National Counterterrorism Center director Joe Kent announced his resignation on Tuesday over opposition to the Iran war, becoming the highest-profile administration official to publicly step down over the ongoing conflict.
“I cannot in good conscience support the ongoing war in Iran. Iran posed no imminent threat to our nation,” Joe Kent said Tuesday in a statement on X. “It is clear that we started this war due to pressure from Israel and its powerful American lobby.”
Kent, the Trump administration’s top counterterrorism official, dismissed claims by President Donald Trump and other administration officials that there was an “imminent threat” from Iran as justification for the war.

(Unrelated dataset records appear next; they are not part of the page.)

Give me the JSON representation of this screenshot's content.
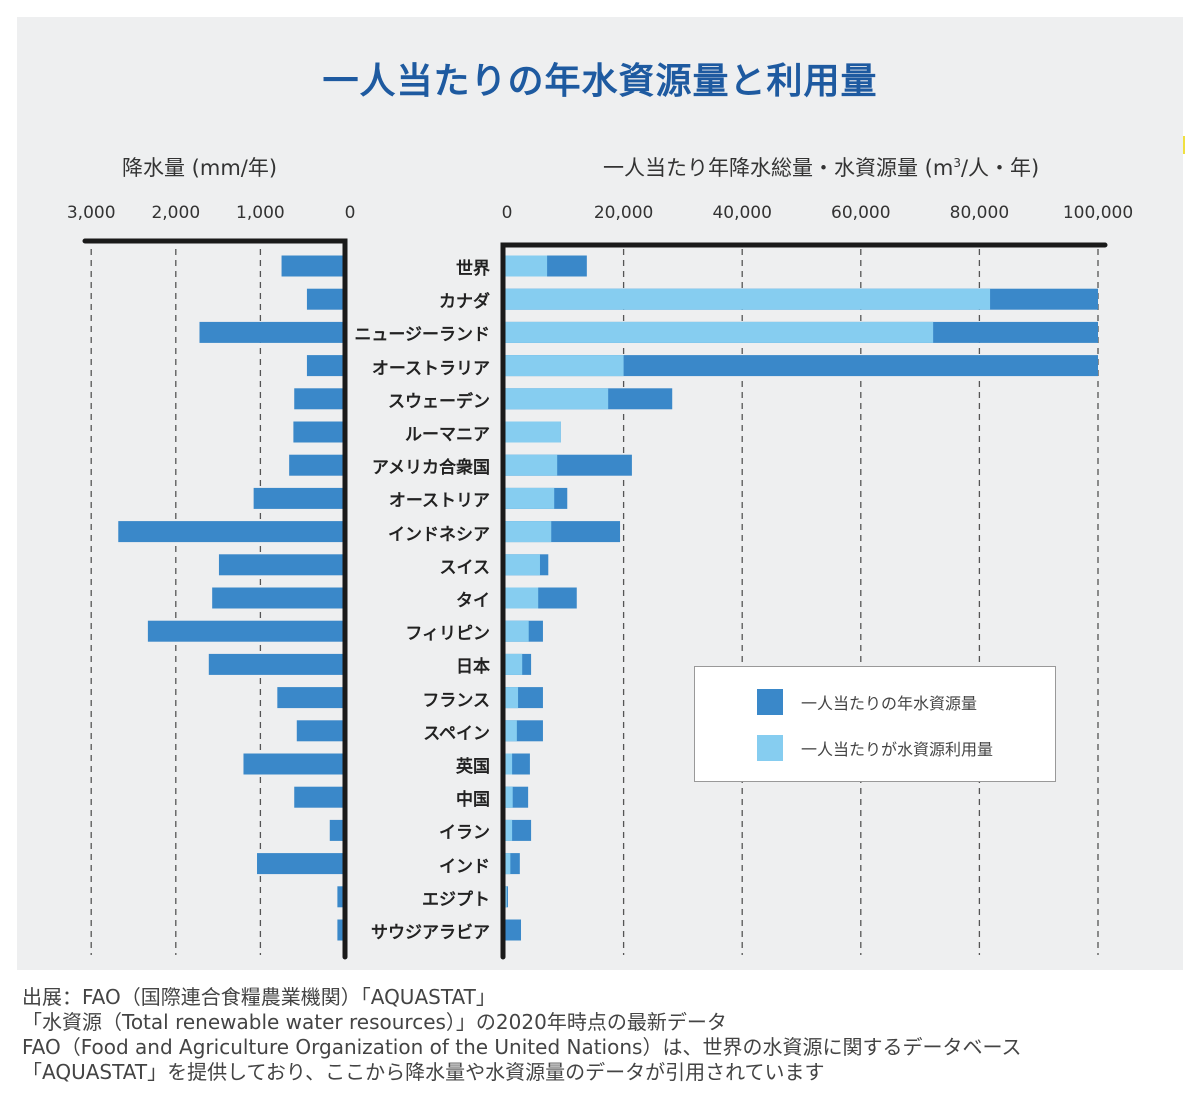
{
  "chart_data": [
    {
      "type": "bar",
      "orientation": "horizontal",
      "direction": "right-to-left",
      "title": "降水量 (mm/年)",
      "xlabel": "降水量 (mm/年)",
      "xlim": [
        0,
        3000
      ],
      "ticks": [
        3000,
        2000,
        1000,
        0
      ],
      "tick_labels": [
        "3,000",
        "2,000",
        "1,000",
        "0"
      ],
      "grid": "dashed-vertical",
      "categories": [
        "世界",
        "カナダ",
        "ニュージーランド",
        "オーストラリア",
        "スウェーデン",
        "ルーマニア",
        "アメリカ合衆国",
        "オーストリア",
        "インドネシア",
        "スイス",
        "タイ",
        "フィリピン",
        "日本",
        "フランス",
        "スペイン",
        "英国",
        "中国",
        "イラン",
        "インド",
        "エジプト",
        "サウジアラビア"
      ],
      "series": [
        {
          "name": "降水量",
          "color": "#3a88c9",
          "values": [
            750,
            450,
            1720,
            450,
            600,
            610,
            660,
            1080,
            2680,
            1490,
            1570,
            2330,
            1610,
            800,
            570,
            1200,
            600,
            180,
            1040,
            90,
            90
          ]
        }
      ]
    },
    {
      "type": "bar",
      "orientation": "horizontal",
      "stacked_overlay": true,
      "title": "一人当たり年降水総量・水資源量 (m³/人・年)",
      "xlabel": "一人当たり年降水総量・水資源量 (m³/人・年)",
      "xlim": [
        0,
        100000
      ],
      "ticks": [
        0,
        20000,
        40000,
        60000,
        80000,
        100000
      ],
      "tick_labels": [
        "0",
        "20,000",
        "40,000",
        "60,000",
        "80,000",
        "100,000"
      ],
      "grid": "dashed-vertical",
      "legend_position": "lower-right",
      "categories": [
        "世界",
        "カナダ",
        "ニュージーランド",
        "オーストラリア",
        "スウェーデン",
        "ルーマニア",
        "アメリカ合衆国",
        "オーストリア",
        "インドネシア",
        "スイス",
        "タイ",
        "フィリピン",
        "日本",
        "フランス",
        "スペイン",
        "英国",
        "中国",
        "イラン",
        "インド",
        "エジプト",
        "サウジアラビア"
      ],
      "series": [
        {
          "name": "一人当たりの年水資源量",
          "color": "#3a88c9",
          "values": [
            13800,
            100000,
            100000,
            100000,
            28200,
            9400,
            21400,
            10500,
            19400,
            7300,
            12100,
            6400,
            4400,
            6400,
            6400,
            4200,
            3900,
            4400,
            2500,
            500,
            2700
          ]
        },
        {
          "name": "一人当たりが水資源利用量",
          "color": "#86cdf0",
          "values": [
            7100,
            81800,
            72200,
            20000,
            17400,
            9400,
            8800,
            8300,
            7800,
            5900,
            5600,
            4000,
            2900,
            2200,
            2000,
            1200,
            1300,
            1200,
            900,
            300,
            0
          ]
        }
      ]
    }
  ],
  "header": {
    "title": "一人当たりの年水資源量と利用量",
    "left_axis_title": "降水量 (mm/年)",
    "right_axis_title_main": "一人当たり年降水総量・水資源量 (m",
    "right_axis_title_sup": "3",
    "right_axis_title_tail": "/人・年)"
  },
  "legend": {
    "items": [
      {
        "label": "一人当たりの年水資源量",
        "color": "#3a88c9"
      },
      {
        "label": "一人当たりが水資源利用量",
        "color": "#86cdf0"
      }
    ]
  },
  "footer": {
    "lines": [
      "出展：FAO（国際連合食糧農業機関）「AQUASTAT」",
      "「水資源（Total renewable water resources）」の2020年時点の最新データ",
      "FAO（Food and Agriculture Organization of the United Nations）は、世界の水資源に関するデータベース",
      "「AQUASTAT」を提供しており、ここから降水量や水資源量のデータが引用されています"
    ]
  }
}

“Iran posed no imminent threat to our nation, and it is clear that we started this war due to pressure from Israel and its powerful American lobby,” Kent wrote.
The National Counterterrorism Center oversees U.S. government intelligence on terrorist threats and retains a database of all known and suspected terrorists.

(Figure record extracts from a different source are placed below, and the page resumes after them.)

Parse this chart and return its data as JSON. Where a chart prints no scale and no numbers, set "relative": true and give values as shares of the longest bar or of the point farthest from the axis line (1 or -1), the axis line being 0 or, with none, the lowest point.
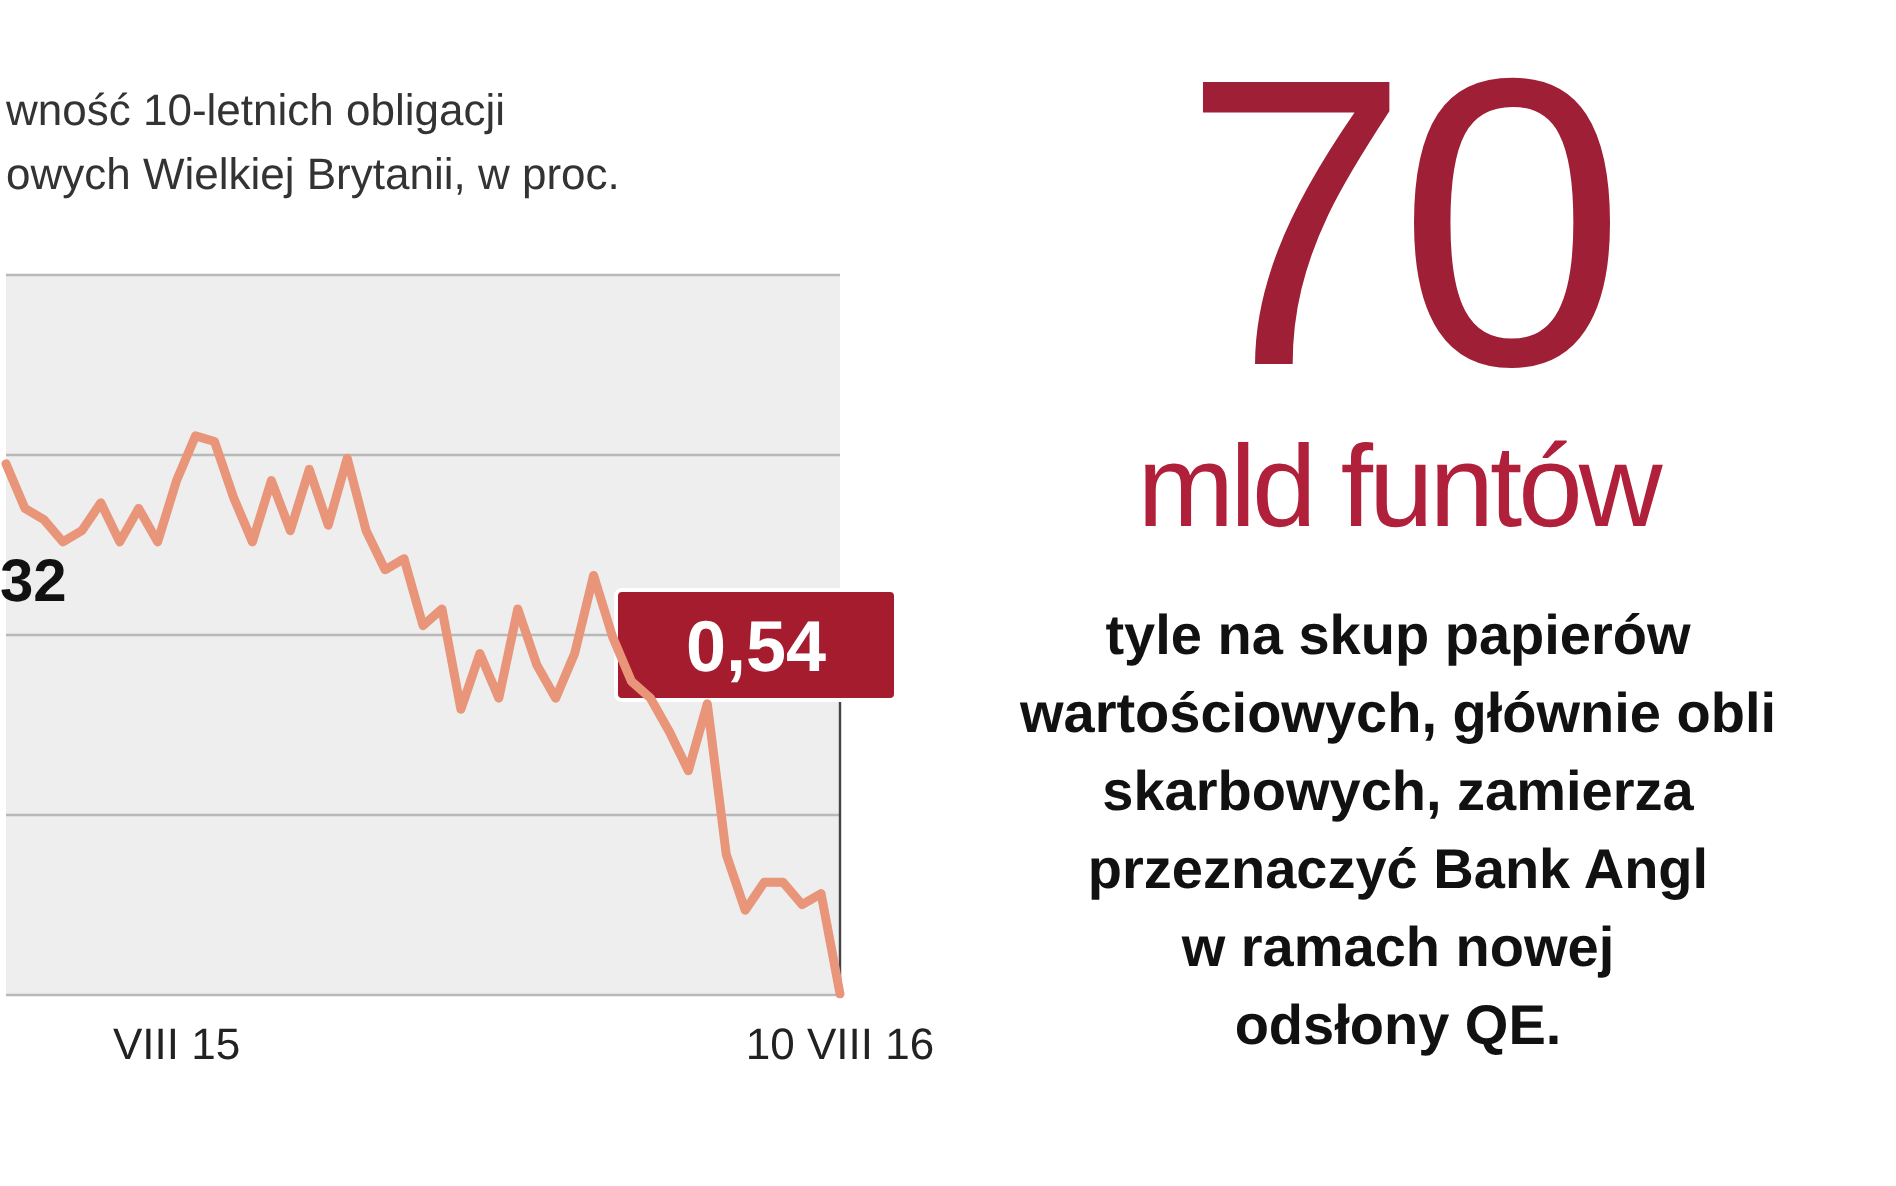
{
  "chart_data": [
    {
      "type": "line",
      "title": "wność 10-letnich obligacji\nowych Wielkiej Brytanii, w proc.",
      "relative": true,
      "grid": "y",
      "categories": [
        null,
        null,
        null,
        null,
        null,
        null,
        null,
        null,
        null,
        "VIII 15",
        null,
        null,
        null,
        null,
        null,
        null,
        null,
        null,
        null,
        null,
        null,
        null,
        null,
        null,
        null,
        null,
        null,
        null,
        null,
        null,
        null,
        null,
        null,
        null,
        null,
        null,
        null,
        null,
        null,
        null,
        null,
        null,
        null,
        null,
        "10 VIII 16"
      ],
      "series": [
        {
          "color": "#e8957a",
          "values": [
            0.95,
            0.87,
            0.85,
            0.81,
            0.83,
            0.88,
            0.81,
            0.87,
            0.81,
            0.92,
            1.0,
            0.99,
            0.89,
            0.81,
            0.92,
            0.83,
            0.94,
            0.84,
            0.96,
            0.83,
            0.76,
            0.78,
            0.66,
            0.69,
            0.51,
            0.61,
            0.53,
            0.69,
            0.59,
            0.53,
            0.61,
            0.75,
            0.64,
            0.56,
            0.53,
            0.47,
            0.4,
            0.52,
            0.25,
            0.15,
            0.2,
            0.2,
            0.16,
            0.18,
            0
          ]
        }
      ],
      "annotations": [
        "32",
        "0,54"
      ]
    },
    {
      "type": "other",
      "title": "70",
      "subtitle": "mld funtów",
      "annotations": [
        "tyle na skup papierów",
        "wartościowych, głównie obli",
        "skarbowych, zamierza",
        "przeznaczyć Bank Angl",
        "w ramach nowej",
        "odsłony QE."
      ]
    }
  ]
}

Kent said Trump had been wrongly swayed by the Israelis and he could not support “sending the next generation off to fight and die in a war that serves no benefit to the American people nor justifies the cost of American lives.”
The White House rejected Kent’s criticisms.
“As President Trump has clearly and explicitly stated, he had strong and compelling evidence that Iran was going to attack the United States first,” White House press secretary Karoline Leavitt said on social media.
Gabbard said in a statement on X that Trump was responsible for determining what is and isn’t an imminent threat.
“After carefully reviewing all the information before him, President Trump concluded that the terrorist Islamist regime in Iran posed an imminent threat and he took action based on that conclusion,” she wrote.
Trump on Tuesday reacted to Kent’s letter while taking questions at a bilateral meeting with Ireland’s Taoiseach Micheál Martin in the Oval Office.
“Well, I read his statement. I always thought he was a nice guy, but I always thought he was weak on security, very weak on security,” Trump said. “I didn’t know him well, but I thought he seemed like a pretty nice guy.”
“But when I read a statement, I realized that it’s a good thing that he’s out,” Trump added. “Because he said that Iran was not a threat. Iran was a threat. Every country realized what a threat Iran was. The question is whether or not they wanted to do something about it. And many people, many of the greatest military scholars, are saying for years that [the] president should have taken out Iran because they wanted a nuclear weapon.”
Kent served in the Army Special Forces, undertaking 11 combat deployments during a 20-year career, and later worked at the CIA. His wife, Shannon Kent, a Navy cryptologist, died in a terrorist bombing in Syria in 2019.